2016 BCA 10 Winner Dogfish Head Craft Brewery (DE) has an impressive history of supporting and collaborating with the music industry. As part of their Off-Centered Art Series, Dogfish Head Brewery creates seasonal beers. In honor of Record Store Day on April 21 – of which they are the Official Beer— they have partnered with The Flaming Lips. In what might be their most integrated effort yet, the band was involved with the creation of the beer Dragons and Yum Yums; and in return, the Flaming Lips’ newest release includes two songs “The Story of Yum Yum and Dragon” and “Pouring Beer in Your Ear” that are inspired by the beer. The bottle features a design by artist Marq Spusta, which will also be adapted for Record Store Day posters, shirts, and other items.  


Dogfish Head is one of many breweries partnering with the music industry.
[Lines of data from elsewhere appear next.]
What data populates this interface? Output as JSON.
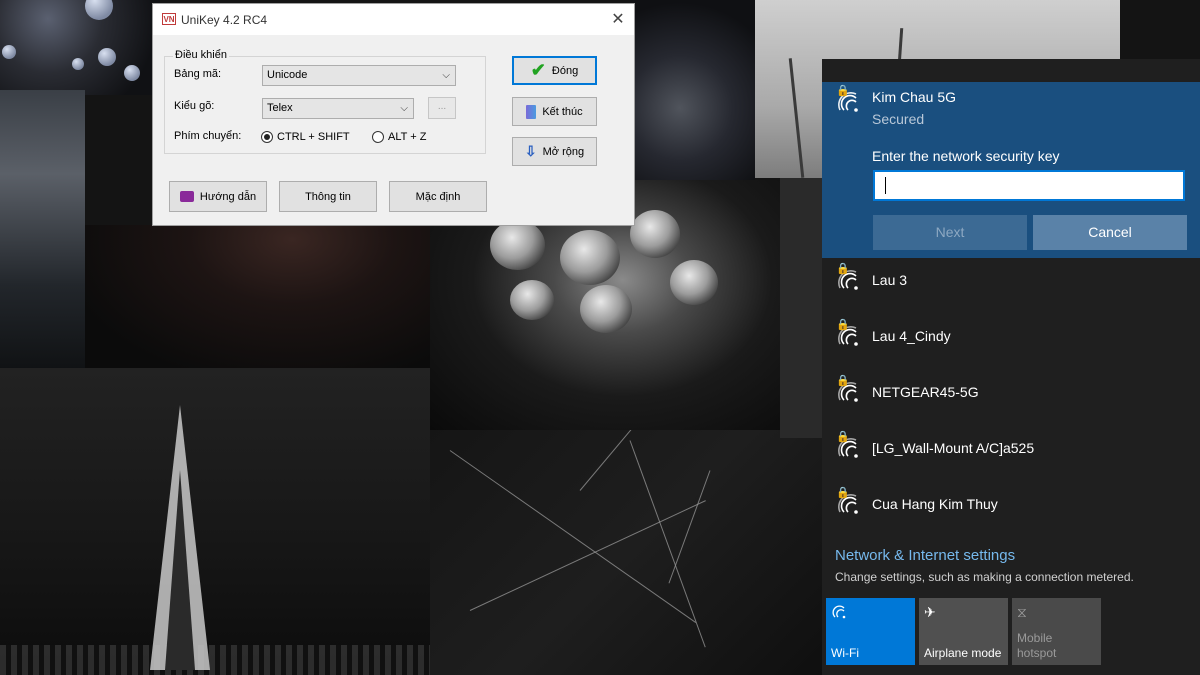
{
  "unikey": {
    "title": "UniKey 4.2 RC4",
    "app_icon_text": "VN",
    "close_glyph": "✕",
    "group_label": "Điều khiển",
    "charset_label": "Bảng mã:",
    "charset_value": "Unicode",
    "input_label": "Kiểu gõ:",
    "input_value": "Telex",
    "dots_button": "...",
    "switch_label": "Phím chuyển:",
    "switch_option_1": "CTRL + SHIFT",
    "switch_option_2": "ALT + Z",
    "close_button": "Đóng",
    "exit_button": "Kết thúc",
    "expand_button": "Mở rộng",
    "help_button": "Hướng dẫn",
    "info_button": "Thông tin",
    "default_button": "Mặc định"
  },
  "wifi": {
    "active": {
      "name": "Kim Chau 5G",
      "status": "Secured",
      "key_prompt": "Enter the network security key",
      "key_value": "",
      "next_button": "Next",
      "cancel_button": "Cancel"
    },
    "networks": [
      {
        "name": "Lau 3"
      },
      {
        "name": "Lau 4_Cindy"
      },
      {
        "name": "NETGEAR45-5G"
      },
      {
        "name": "[LG_Wall-Mount A/C]a525"
      },
      {
        "name": "Cua Hang Kim Thuy"
      }
    ],
    "settings_link": "Network & Internet settings",
    "settings_sub": "Change settings, such as making a connection metered.",
    "quick_actions": [
      {
        "label": "Wi-Fi",
        "icon": "wifi-icon",
        "state": "on"
      },
      {
        "label": "Airplane mode",
        "icon": "airplane-icon",
        "state": "off"
      },
      {
        "label": "Mobile hotspot",
        "icon": "hotspot-icon",
        "state": "disabled"
      }
    ]
  },
  "colors": {
    "accent": "#0078d7",
    "active_network_bg": "#1a4f7f",
    "flyout_bg": "#1f1f1f",
    "link": "#76b9ed"
  }
}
Forbes recently highlighted the collaboration between Waterbury Symphony Orchestra and Litchfield Distillery, and the Erie (Pennsylvania) Philharmonic and Mazza Vineyards. In both cases, the Orchestra and Philharmonic are using the pairings to promote a younger demographic. From Ohio to Oregon and Main to North Carolina, breweries and wineries are working in tandem with music organizations and festivals.


Whether it’s sipping wine at an orchestra intermission, or drinking a cold one at a music festival, it seems that drinks and music have always gone together. It’s exciting to hear that so many organizations are taking advantage of this natural relationship and we hope to see more in the future. Bottom’s up!


Photo credit: Paul Bunyon design by artist Marq Spusta


Why Does Your Business Value the Arts?

Posted by Jessica Gaines

In their acceptance speeches at the 2016 BCA 10 Awards, twelve industry leaders spoke about what being honored at the 2016 BCA 10 means to them and why they encourage and seek out opportunities to bring the arts into their worlds.

See the full event recap and view the BCA 10 program book to learn more about this year’s best businesses partnering with the arts. Know a company that partners with the arts? Nominations for the 2017 BCA 10 Awards are open through January 13, 2017.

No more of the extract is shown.